As Fawcett notes, these policies are also being rolled out alongside approvals of new fossil fuel megaprojects that will make it impossible for Canada to meet its climate commitments. While both Fawcett and Trudeau insist that these investments “are buying Alberta the time it needs to adapt and evolve,” it’s hard to believe that the way to kick-start a fair energy transition away from fossil fuels is by forcing taxpayers to swallow $17-billion in debt for a pipeline. Instead of rallying the public behind a vision where the environment and the economy actually go “hand in hand,” Trudeau is perpetuating a fantasy in which fossil fuel expansion and incrementalist climate policies are enough to tackle the climate crisis.

But not only are these policies failing to bend our emissions curve, they’re also turning working people against climate action writ large by leaving gaping loopholes for multi-billion-dollar corporations while failing to materially improve workers’ lives. Nowhere has this trend been more pronounced than in Alberta. Take, for instance, the hotly contested carbon tax. Carbon pricing is one piece of a much larger puzzle. But under Trudeau’s leadership it has eclipsed all other climate policies and reinforced the public perception that addressing climate change must entail personal financial sacrifice. Despite the rebates, the complicated policy makes it easy for many to buy into the Fraser Institute’s assertion that carbon pricing is a “tax grab cloaked in green.”

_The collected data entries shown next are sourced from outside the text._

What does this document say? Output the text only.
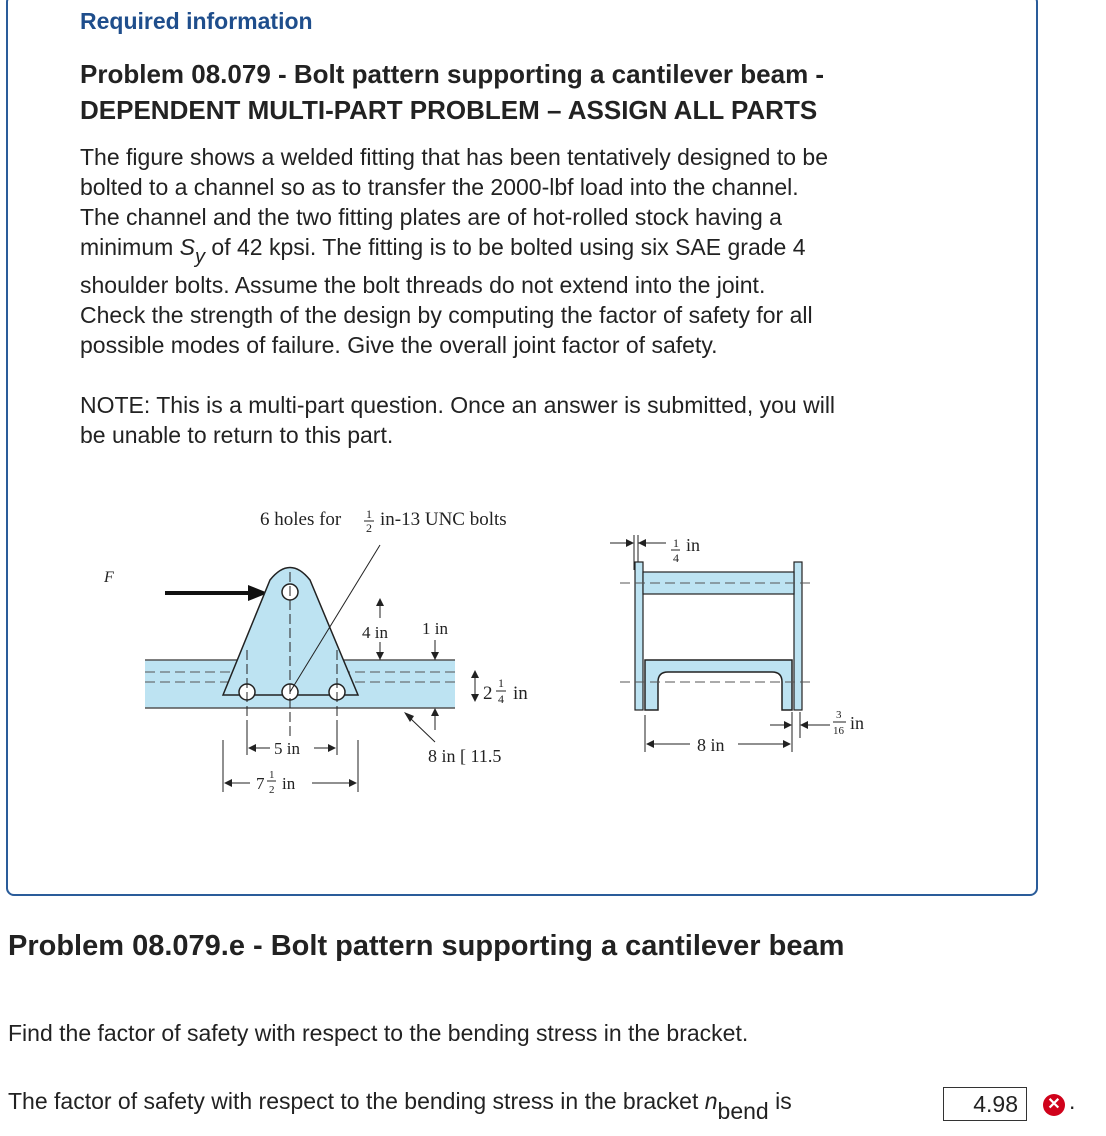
Required information
Problem 08.079 - Bolt pattern supporting a cantilever beam -
DEPENDENT MULTI-PART PROBLEM – ASSIGN ALL PARTS
The figure shows a welded fitting that has been tentatively designed to be
bolted to a channel so as to transfer the 2000-lbf load into the channel.
The channel and the two fitting plates are of hot-rolled stock having a
minimum $S_y$ of 42 kpsi. The fitting is to be bolted using six SAE grade 4
shoulder bolts. Assume the bolt threads do not extend into the joint.
Check the strength of the design by computing the factor of safety for all
possible modes of failure. Give the overall joint factor of safety.
NOTE: This is a multi-part question. Once an answer is submitted, you will
be unable to return to this part.
6 holes for 1
2 in-13 UNC bolts
F
4 in 1 in
2 1
4 in
5 in
7 1
2 in
8 in [ 11.5
1
4
in
8 in
3
16 in
Problem 08.079.e - Bolt pattern supporting a cantilever beam
Find the factor of safety with respect to the bending stress in the bracket.
The factor of safety with respect to the bending stress in the bracket $n_{bend}$ is	4.98	✕ .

Trudeau is tinkering around the edges of an economic system that’s incompatible with a habitable future.

In making carbon pricing the linchpin of his climate plan, Trudeau has turned support for the carbon tax into a barometer of one’s “belief” in science and commitment to protecting the planet. In doing so, he’s only fuelled the right-wing populist conspiracy that climate change is a hoax perpetrated by a liberal elite to raid our wallets.

Too often, carbon pricing also lets the biggest emitters—those now raking in record profits—off the hook. There’s a reason why fossil fuel CEOs joined Rachel Notley onstage when she announced the introduction of Alberta’s carbon tax in 2015, and it wasn’t to deliver retirement speeches on behalf of their industry. Rather, the biggest players in the fossil fuel industry have accepted carbon pricing as “a cost of doing business”—a small price to pay to get pipelines built and continue lining the pockets of their wealthy shareholders for as long as possible.

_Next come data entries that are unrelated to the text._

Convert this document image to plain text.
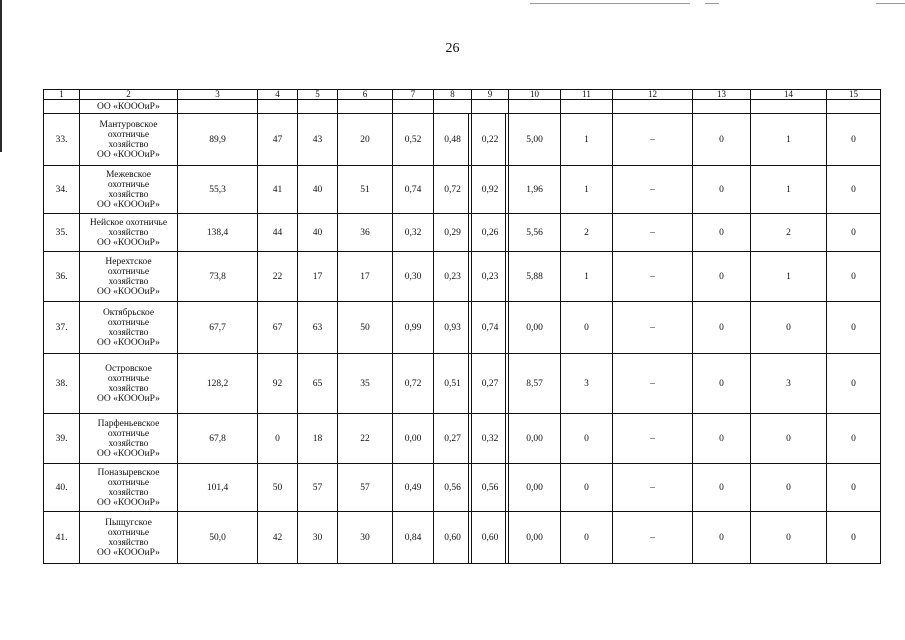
26
1	2	3	4	5	6	7	8	9	10	11	12	13	14	15
	ОО «КОООиР»													
33.	Мантуровское
охотничье
хозяйство
ОО «КОООиР»	89,9	47	43	20	0,52	0,48	0,22	5,00	1	–	0	1	0
34.	Межевское
охотничье
хозяйство
ОО «КОООиР»	55,3	41	40	51	0,74	0,72	0,92	1,96	1	–	0	1	0
35.	Нейское охотничье
хозяйство
ОО «КОООиР»	138,4	44	40	36	0,32	0,29	0,26	5,56	2	–	0	2	0
36.	Нерехтское
охотничье
хозяйство
ОО «КОООиР»	73,8	22	17	17	0,30	0,23	0,23	5,88	1	–	0	1	0
37.	Октябрьское
охотничье
хозяйство
ОО «КОООиР»	67,7	67	63	50	0,99	0,93	0,74	0,00	0	–	0	0	0
38.	Островское
охотничье
хозяйство
ОО «КОООиР»	128,2	92	65	35	0,72	0,51	0,27	8,57	3	–	0	3	0
39.	Парфеньевское
охотничье
хозяйство
ОО «КОООиР»	67,8	0	18	22	0,00	0,27	0,32	0,00	0	–	0	0	0
40.	Поназыревское
охотничье
хозяйство
ОО «КОООиР»	101,4	50	57	57	0,49	0,56	0,56	0,00	0	–	0	0	0
41.	Пыщугское
охотничье
хозяйство
ОО «КОООиР»	50,0	42	30	30	0,84	0,60	0,60	0,00	0	–	0	0	0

Technocratic solutions to the climate crisis will never rally the mass support for climate action that’s needed in Alberta. So, what will?

We need a transformative industrial strategy paid for by the multi-billion-dollar corporations that have been automating jobs out of existence and profiting on the backs of Albertans. The good news is the majority of Albertans support this kind of approach. They want climate action that protects the jobs of working people and forces the ultra-wealthy to pay their fair share.

In a 2019 Abacus poll, 72 per cent of Albertans reported being “much more supportive” or “somewhat more supportive” of transitioning the economy and society away from fossil fuels if the federal government were to commit to a “good jobs guarantee” for all people currently employed in the oil, gas and coal industries. Some 69 per cent of Albertans would be “much more supportive” or “somewhat more supportive” if wealthy and large corporations were required to contribute more in taxes to help pay for the plan.

We’re in a climate emergency, and the arsonists most responsible are raking in record profits. It’s time for Trudeau to end fossil fuel subsidies, tax the windfall profits of these companies and phase out the oil sands and natural gas extraction. Then he must get to work building the economy and society working Canadians deserve—one that honours Indigenous land rights, creates good, green, unionized jobs, invests massively in public works projects such as energy-efficient social housing, and expands the low-carbon sectors of our economy.

It’s not too late for Justin Trudeau to step over to the right side of history—and to truly do right by Albertans—but the window is rapidly closing, and the current playbook won’t cut it.